Die Mehrzahl der Opfer von sexuellem Missbrauch ist weiblich. Foto: Jacek NL / Flickr (CC BY-NC 2.0)
Missbrauch hinterlässt nicht nur psychische Spuren. Foto: Jacek NL / Flickr (CC BY-NC 2.0)

Menschen, die als Kind misshandelt wurden, leiden meist ihr Leben lang unter den seelischen Folgen. So haben Erwachsene, die als Kind Gewalt, Missbrauch oder Vernachlässigung ausgesetzt waren, ein erheblich höheres Risiko, an psychischen Erkrankungen wie Depression oder Angststörungen zu erkranken. Die Münsteraner Forscher untersuchten nun erstmals gezielt die Langzeitfolgen von Misshandlungserlebnissen mittels einer Magnetresonanz-Tomografie (MRT). Die Ergebnisse zeigten ein eindeutiges Bild: Über je mehr Gewalterfahrungen oder Vernachlässigung die Probanden berichteten, desto kleiner waren wichtige Gehirnstrukturen wie zum Beispiel der für Lernen- und Gedächtnis wichtige Hippocampus oder der für die Emotionsregulation zuständige Stirnlappen.

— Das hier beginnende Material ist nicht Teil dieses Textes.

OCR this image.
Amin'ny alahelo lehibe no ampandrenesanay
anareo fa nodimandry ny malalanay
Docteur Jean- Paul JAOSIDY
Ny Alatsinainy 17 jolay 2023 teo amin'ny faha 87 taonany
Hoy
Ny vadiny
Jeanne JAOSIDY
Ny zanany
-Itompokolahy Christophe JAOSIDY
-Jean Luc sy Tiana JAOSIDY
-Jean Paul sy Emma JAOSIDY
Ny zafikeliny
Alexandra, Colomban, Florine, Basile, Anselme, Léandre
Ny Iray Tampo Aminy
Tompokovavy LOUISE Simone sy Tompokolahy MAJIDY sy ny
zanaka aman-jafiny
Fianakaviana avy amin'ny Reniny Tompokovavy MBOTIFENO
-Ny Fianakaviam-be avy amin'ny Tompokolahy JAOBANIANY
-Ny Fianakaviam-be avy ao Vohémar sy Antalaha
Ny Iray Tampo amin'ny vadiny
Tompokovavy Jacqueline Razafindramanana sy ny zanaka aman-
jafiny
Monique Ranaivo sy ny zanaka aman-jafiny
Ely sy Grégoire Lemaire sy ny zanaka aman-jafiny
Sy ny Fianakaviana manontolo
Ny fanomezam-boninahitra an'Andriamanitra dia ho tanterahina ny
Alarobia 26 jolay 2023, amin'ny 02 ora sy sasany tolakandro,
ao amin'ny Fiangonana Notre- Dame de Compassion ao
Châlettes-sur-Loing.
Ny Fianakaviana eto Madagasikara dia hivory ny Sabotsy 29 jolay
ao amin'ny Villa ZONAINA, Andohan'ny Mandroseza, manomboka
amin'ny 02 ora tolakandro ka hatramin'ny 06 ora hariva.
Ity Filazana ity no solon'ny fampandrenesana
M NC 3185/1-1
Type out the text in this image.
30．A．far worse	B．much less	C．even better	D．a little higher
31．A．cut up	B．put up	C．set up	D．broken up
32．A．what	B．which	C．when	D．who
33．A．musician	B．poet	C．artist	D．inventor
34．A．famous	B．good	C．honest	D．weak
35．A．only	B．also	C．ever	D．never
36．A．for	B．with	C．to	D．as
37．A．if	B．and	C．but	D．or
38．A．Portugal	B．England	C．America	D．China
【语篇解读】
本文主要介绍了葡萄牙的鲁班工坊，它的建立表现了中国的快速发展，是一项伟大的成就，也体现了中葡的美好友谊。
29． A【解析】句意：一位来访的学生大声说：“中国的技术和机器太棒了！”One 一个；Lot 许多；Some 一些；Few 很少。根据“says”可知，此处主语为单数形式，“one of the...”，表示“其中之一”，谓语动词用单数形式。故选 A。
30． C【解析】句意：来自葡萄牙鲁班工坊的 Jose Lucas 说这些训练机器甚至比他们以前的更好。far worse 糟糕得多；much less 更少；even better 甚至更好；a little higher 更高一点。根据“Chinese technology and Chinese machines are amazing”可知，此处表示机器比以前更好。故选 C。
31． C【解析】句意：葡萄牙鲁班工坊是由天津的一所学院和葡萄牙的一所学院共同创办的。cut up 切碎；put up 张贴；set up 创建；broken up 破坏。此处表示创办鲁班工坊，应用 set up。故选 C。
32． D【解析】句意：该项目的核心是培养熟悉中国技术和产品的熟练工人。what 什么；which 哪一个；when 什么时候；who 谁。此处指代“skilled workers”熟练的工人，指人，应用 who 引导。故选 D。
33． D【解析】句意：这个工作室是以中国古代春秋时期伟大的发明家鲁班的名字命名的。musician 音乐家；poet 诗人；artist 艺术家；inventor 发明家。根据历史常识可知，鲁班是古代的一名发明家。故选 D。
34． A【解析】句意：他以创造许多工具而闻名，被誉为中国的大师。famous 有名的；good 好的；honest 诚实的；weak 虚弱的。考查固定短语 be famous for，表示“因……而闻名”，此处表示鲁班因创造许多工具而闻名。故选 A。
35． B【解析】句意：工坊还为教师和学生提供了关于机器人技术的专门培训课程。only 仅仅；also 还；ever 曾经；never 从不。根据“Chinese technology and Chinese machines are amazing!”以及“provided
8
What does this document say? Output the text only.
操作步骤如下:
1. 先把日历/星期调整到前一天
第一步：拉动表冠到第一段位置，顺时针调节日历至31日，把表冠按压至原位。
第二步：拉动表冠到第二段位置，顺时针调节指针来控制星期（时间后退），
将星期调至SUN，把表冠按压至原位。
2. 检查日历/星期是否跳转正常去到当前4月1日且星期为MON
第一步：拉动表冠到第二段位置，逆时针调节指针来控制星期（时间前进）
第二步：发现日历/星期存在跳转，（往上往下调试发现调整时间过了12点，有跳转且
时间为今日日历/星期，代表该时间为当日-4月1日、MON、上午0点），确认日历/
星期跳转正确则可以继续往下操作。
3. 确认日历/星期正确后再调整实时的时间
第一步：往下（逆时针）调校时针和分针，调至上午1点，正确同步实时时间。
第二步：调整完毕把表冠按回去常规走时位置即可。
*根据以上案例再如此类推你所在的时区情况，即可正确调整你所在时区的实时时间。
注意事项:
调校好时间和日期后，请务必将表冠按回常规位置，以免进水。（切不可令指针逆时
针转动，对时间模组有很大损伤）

Außerdem zeigten Probanden mit Gewalterlebnissen eine deutliche Überaktivität des Mandelkerns, einer zentralen Struktur des Furchtnetzwerks im Gehirn.

Gehirnstrukturen vermessen

Die Forscher hatten eine große, repräsentative Stichprobe psychisch gesunder Erwachsener zu Gewalterfahrungen in ihrer Kindheit befragt. Mittels MRT vermaßen sie zum einen Gehirnstrukturen der Probanden, also die Größe einzelner wichtiger Gehirnbereiche. Zum anderen zeichneten sie die Gehirnaktivität der Probanden während des Betrachtens wütender und furchtvoller Gesichter auf. Die Auffälligkeiten in den Gehirnen der als Kind misshandelten Probanden hätten erhebliche Ähnlichkeiten mit jenen Veränderungen im Gehirn, die depressiv Erkrankte häufig aufwiesen, berichten die Forscher. Daher könnten diese Veränderungen das höhere Risiko für das Auftreten psychischer Störungen bei Menschen mit Gewalterfahrungen erklären.

Die Studie wird demnächst in der Printausgabe der Fachzeitschrift „Biological Psychiatry“ veröffentlicht.